As a teenager I read Larry Benoits book titled How to Bag the Biggest Buck of Your Life.
Later I met a new friend who had all the best hunting in the local mountain range to use the tracking techniques and his stories encouraged me to try.
I learned to track deer and started to find success but then developed a passion for elk hunting that took away from my deer tracking time and eastern Montana mule deer hunts took even more time away from otherwise good tracking days.
This year I found myself with no tags left in mid-November. The pan handle of Idaho beckoned me to track down the biggest buck of my life and I went.

The early morning hours of November 20th was spent driving along a forest service road looking for tracks in the fresh snow that fell just hours before.
I took a compass bearing, stuffed a drag rope in my pocket and rocketed out of my truck when a big buck track showed me exactly where he was.
The tracks led me across a creek and along a bench that I would never have known were there. Fresh dirt clung on top of fresh snow next to a big scrape and the trails climbed up, up and up. In that order.
At the top of a ridge fresh tracks in four inches of powder put me in a death creep through blown down lodgepoles and douglas firs. A doe stared me down at 100 yards and I scanned the woods for antlers.
Like a beacon of light, his rack contrasted against the dark timber and my scope found his shoulder. For the first time in my life, I felt like a tracker. It’s a distinctive method of hunting whitetails that took me 26 years to figure out.

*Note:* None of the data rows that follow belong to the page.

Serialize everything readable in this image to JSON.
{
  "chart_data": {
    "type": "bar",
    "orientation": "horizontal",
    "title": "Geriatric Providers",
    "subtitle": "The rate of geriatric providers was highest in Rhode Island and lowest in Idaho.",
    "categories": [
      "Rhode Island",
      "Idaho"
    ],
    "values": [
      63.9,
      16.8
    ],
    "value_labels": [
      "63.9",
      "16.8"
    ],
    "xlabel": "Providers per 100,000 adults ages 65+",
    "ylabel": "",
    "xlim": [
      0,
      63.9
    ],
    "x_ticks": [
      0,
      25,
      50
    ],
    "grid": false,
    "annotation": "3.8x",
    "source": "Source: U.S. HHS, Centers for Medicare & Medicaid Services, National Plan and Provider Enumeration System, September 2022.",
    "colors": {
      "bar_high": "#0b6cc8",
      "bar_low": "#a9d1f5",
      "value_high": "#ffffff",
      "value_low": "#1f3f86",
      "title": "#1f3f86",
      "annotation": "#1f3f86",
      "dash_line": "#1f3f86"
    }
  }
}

A long drag down the mountain to a trail and a helping hand to photograph, quarter and pack the biggest buck of my life back to my truck completed the best hunt of my life.
I can’t say that tracking bucks in the snow is easy. And I can’t say that it’s for everyone but I can say that it’s the way that a guy who can’t sit still bagged the biggest buck of his life.

For me, there is no more rewarding way to hunt a big buck than on his turf, on the ground and miles from nowhere.